The main risk factors relating to the Company are described below and should be analyzed in conjunction with the information contained in the Reference Form.
The Company’s ability to remain competitive depends, in part, on its ability to modernize its information technology in a timely and effective manner.
The means of payment market evolves rapidly in an attempt to keep up with the changing expectations of recipient end users (merchants) and paying end users (holders of payment instruments), as well as technological advances. The Company’s ability to remain competitive depends, in part, on its ability to meet demands for technological solutions in a timely and effective manner. New payment method trends are emerging in association with new technologies, for example, use of mobile telephony features, use of payment cards tokens, capture by QR Code, social commerce (e-commerce through social networks), authentication, virtual currencies and blockchain technologies, near-field communication (NFC) and other near field or contactless payment methods, virtual reality, machine learning, and artificial intelligence methods, among others. In the event the Company experiences difficulty in perceiving market demands or is unable to build strategic partnerships to adequately meet its needs and its market vision, its business may be adversely affected.
Furthermore, the Company cannot guarantee that in the future it will be able to maintain the level of capital investment required to stimulate and/ or continue to modernize its information technology infrastructure, and in this case its ability to meet market demands would be impaired. The lack of investments or insufficient investments may affect its ability to process and store data, thus preventing the origination of new business and customers and maintenance of existing customers. The Company may even be unable to guarantee information security both for itself and its customers, and this may have a material adverse effect on its business, financial condition or results of operation.
The Company processes and stores a large number of payment transactions. Accordingly, the Company’s business depends on its ability to process and maintain this data efficiently and accurately, and on its ability to rely on digital technologies, computer, email, software and network services as well as securely storing and transmitting confidential information and other types of data over its systems and computer networks.
Any failure in the operation of capture and data processing, financial control or accounting systems may adversely affect the Company’s business and its ability to compete effectively, as well as resulting in financial loss, legal liability, regulatory action and damage to reputation, leading to a material adverse effect on its business, financial condition or results of operations.
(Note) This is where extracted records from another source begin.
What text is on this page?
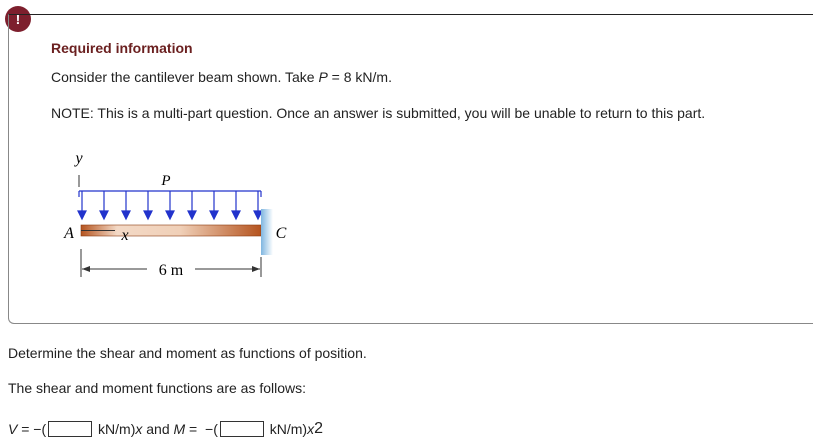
!
Required information
Consider the cantilever beam shown. Take P = 8 kN/m.
NOTE: This is a multi-part question. Once an answer is submitted, you will be unable to return to this part.
y
P
A	x	C
6 m
Determine the shear and moment as functions of position.
The shear and moment functions are as follows:
V = −(	kN/m) x and M =  −(	kN/m) x 2
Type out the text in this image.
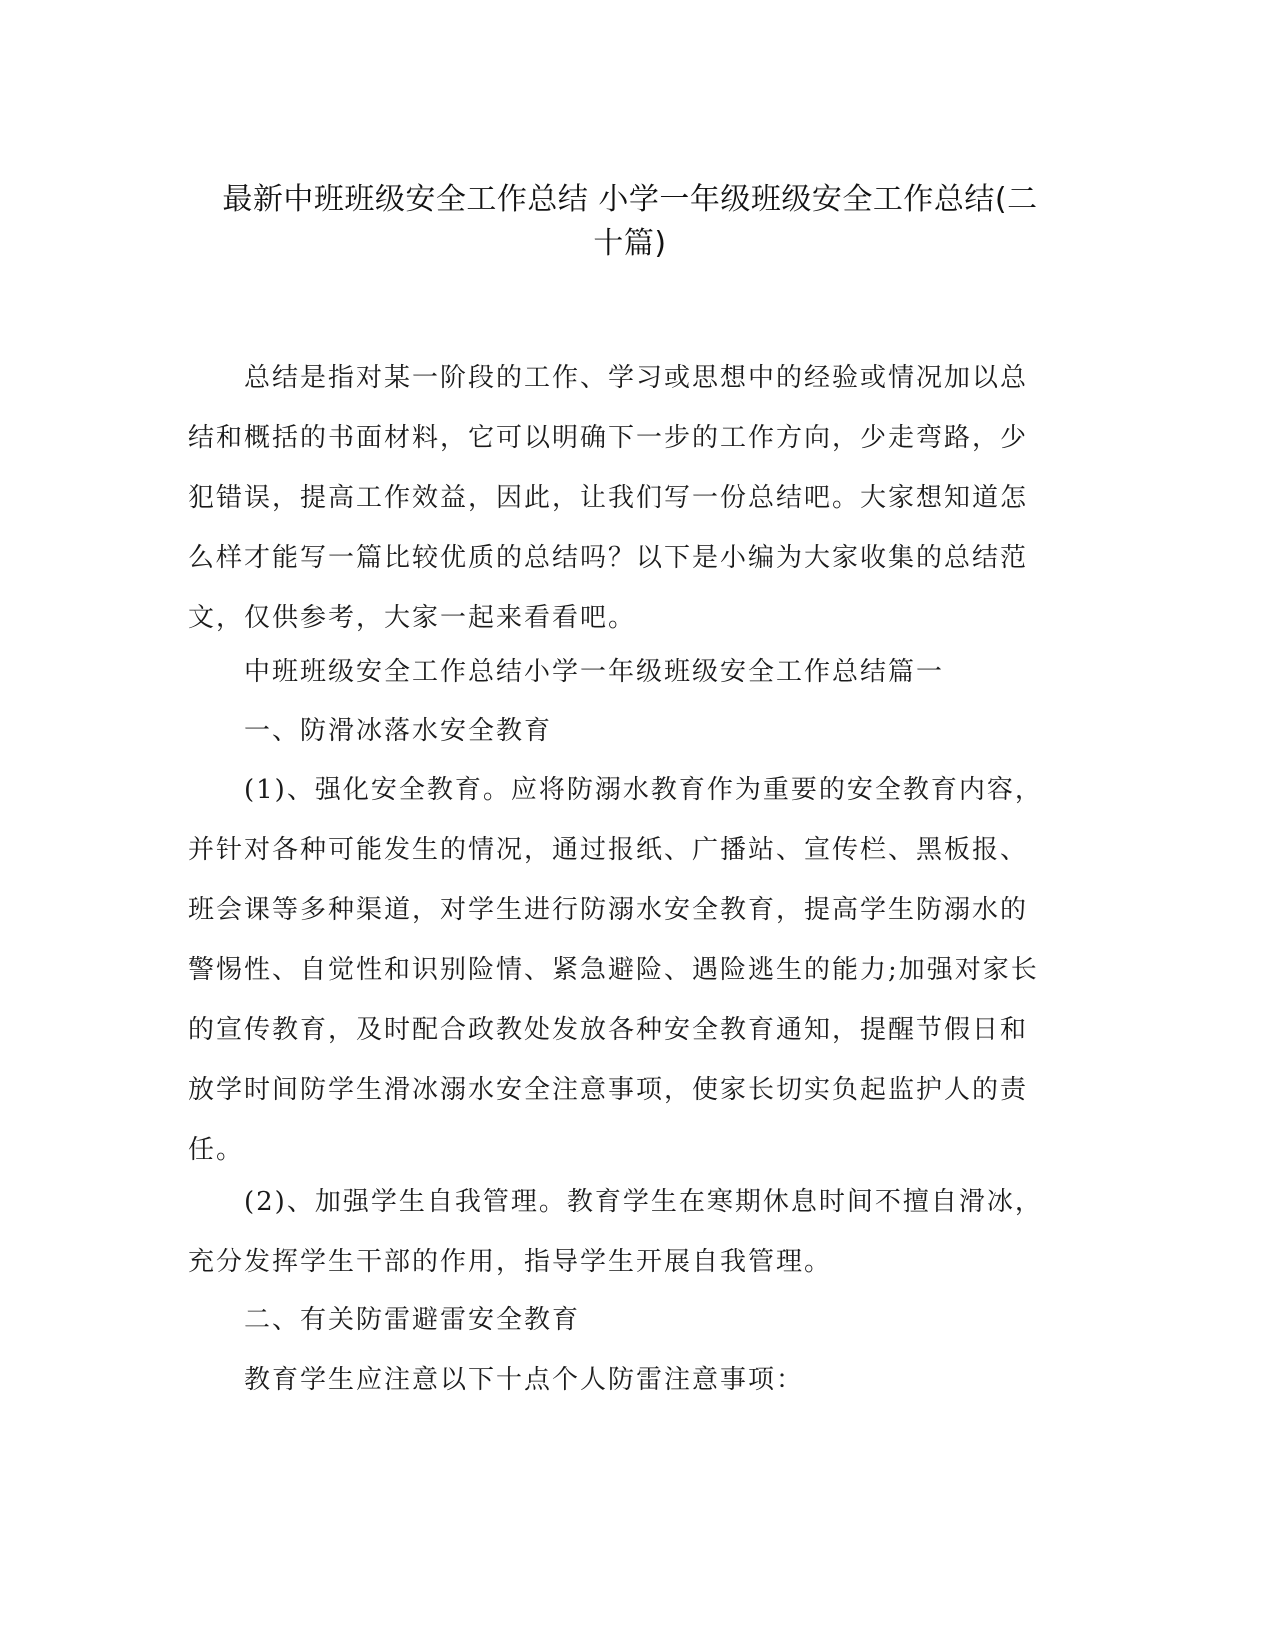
最新中班班级安全工作总结 小学一年级班级安全工作总结(二
十篇)
　　总结是指对某一阶段的工作、学习或思想中的经验或情况加以总
结和概括的书面材料，它可以明确下一步的工作方向，少走弯路，少
犯错误，提高工作效益，因此，让我们写一份总结吧。大家想知道怎
么样才能写一篇比较优质的总结吗？以下是小编为大家收集的总结范
文，仅供参考，大家一起来看看吧。
　　中班班级安全工作总结小学一年级班级安全工作总结篇一
　　一、防滑冰落水安全教育
　　(1)、强化安全教育。应将防溺水教育作为重要的安全教育内容，
并针对各种可能发生的情况，通过报纸、广播站、宣传栏、黑板报、
班会课等多种渠道，对学生进行防溺水安全教育，提高学生防溺水的
警惕性、自觉性和识别险情、紧急避险、遇险逃生的能力;加强对家长
的宣传教育，及时配合政教处发放各种安全教育通知，提醒节假日和
放学时间防学生滑冰溺水安全注意事项，使家长切实负起监护人的责
任。
　　(2)、加强学生自我管理。教育学生在寒期休息时间不擅自滑冰，
充分发挥学生干部的作用，指导学生开展自我管理。
　　二、有关防雷避雷安全教育
　　教育学生应注意以下十点个人防雷注意事项：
The Company is also subject to the risk of temporary interruption to its automated systems due to a number of causes, including events beyond its control. These possible events include: electrical or telecommunications failures, breakdowns in supply systems, failures in automated systems or other events, as well as atypical events related to social or political problems or natural disasters. Circumstances such as those stated above may result in additional costs, the stoppage of operations and loss of revenue and may have a material adverse effect on its business, financial condition and results of operations.
The Company is also subject to the risk of temporary interruption to its automated systems due to a number of causes including events beyond the Company’s control, for example: electrical or telecommunications failures, breakdown in supply systems, failures in automated systems or other events affecting third parties with which business is conducted. Circumstances such as those stated above may result in additional costs, the stoppage of operations and loss of revenue and may have a material adverse effect on its business, financial condition and results of operations.
The Company’s ability to put its new business strategies into practice depends on a number of factors such as (i) national economic conditions and policies (ii) maintenance of existing laws and regulations, particularly those related to the means of payment industry, (iii) maintenance of operating costs, (iv) development of technological infrastructure, (v) increase in operating efficiency, (vi) creation of new products, among other factors. The Company cannot guarantee it will succeed in implementing its new strategies in view of the changes in the circumstances stated above, which may have a material adverse effect on its financial condition and results of operations.
The Company may invest in strategic partnerships or supplementary businesses. The success of such activities depends, in part, on its ability to make adequate forecasts regarding assessment, operation, growth potential, integration and other factors related to these businesses. There is no guarantee that new partnerships or investments will produce the expected results.
Moreover, opting for growth projects may involve waiving other competing business opportunities. The Company may also not be able to conclude the partnerships planned due to problems involving system integration, operating procedures or breach of contract. Under these circumstances, the Company’s business may be adversely impacted.